From their sanctuary in the Sierra Madre, Nana and his warriors took long forays in search of anything they could use to survive and fight: horses, mules, cattle, guns, ammunition mainly. They even dared return to Ojo Caliente, now deserted by the Army, and for two days, luxuriated in the warm, healing waters on their ancestral homeland.
Unlike the other great chiefs, Mangas Coloradas, Cochise, and Victorio, Nana’s party was not hindered by women and children. They were left in the safety of the Sierra Madre. Initially, Nana led 15 Chihenne warriors. Eventually, he recruited 30-40 more warriors from the Mescalero Apache Reservation. The Army was powerless to stop him.
By the end of June 1881, Nana had enough horses and weapons to launch what has come to be known as Nana’s Raid. To quote David Roberts, author of the excellent book, Once They Moved Like The Wind:
“Of all the extraordinary deeds of war ever performed by the Chiricahuas, this was arguably the most brilliant. The summary statistics only hint at the intensity and perfection of Nana’s wild campaign. In two months, the chief and some fifteen warriors rode three thousand miles – an average of fifty miles a day. They fought seven serious battles with cavalry, winning every one, and attacked more than a dozen towns and ranches. With one thousand soldiers and another three to four hundred civilians chasing them, the warriors escaped every trap. During those two months, they killed at least thirty-five of their enemy, wounded many more, and captured more than two hundred horses and mules. Their casualties are uncertain, but not a single dead or wounded Apache was found by any of the pursuing horde. All this, with a handful of warriors under the leadership of a lame-footed chief some seventy-five years old.”
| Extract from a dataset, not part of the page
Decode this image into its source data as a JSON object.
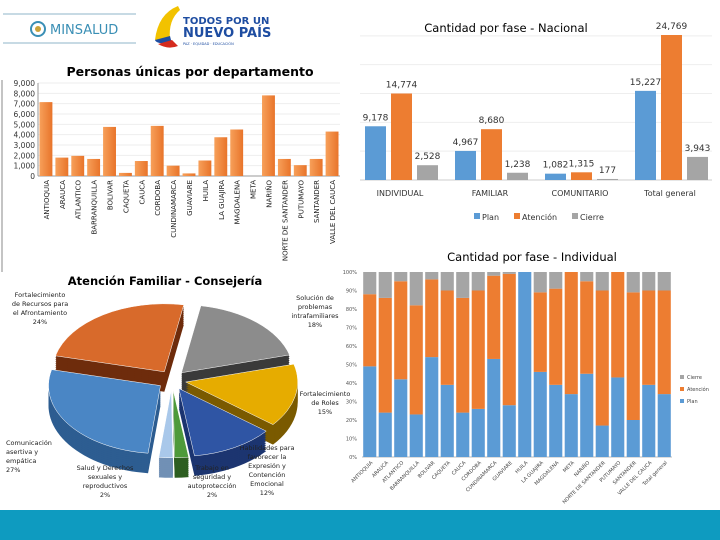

By late August 1881, Nana’s Raid was over. He and his warriors slipped back into Mexico and their high, impenetrable Sierra Madre sanctuary. Apparently, Nana’s thirst for revenge had been satiated for now. However, he and his warriors would fight again in Geronimo’s War.
During the two months of Nana’s Raid, the U.S. Cavalry never caught Nana or his warriors, even though they fought the old man directly at least seven times. But once they had escaped into Mexico, the Americans gave up and hoped the Mexicans would deal with them as they had Victorio.
Nana & Geronimo: A Very Volatile Mix
It was not long before Nana joined forces with Geronimo and continued fighting the Americans and Mexicans for another two years. In 1883, Nana was captured in a surprise attack by General Crook’s soldiers and sent to San Carlos, the seat of most Apache grievances.
Later he would escape and fight with Geronimo until the last days of resistance. Nearly all Chiricahuas, including Chief Nana, Chief Naiche, Shaman/Warrior Geronimo and the Apache scouts who had run them to ground, were shipped to Florida as prisoners of war, never to return to their ancestral homelands in New Mexico and Arizona.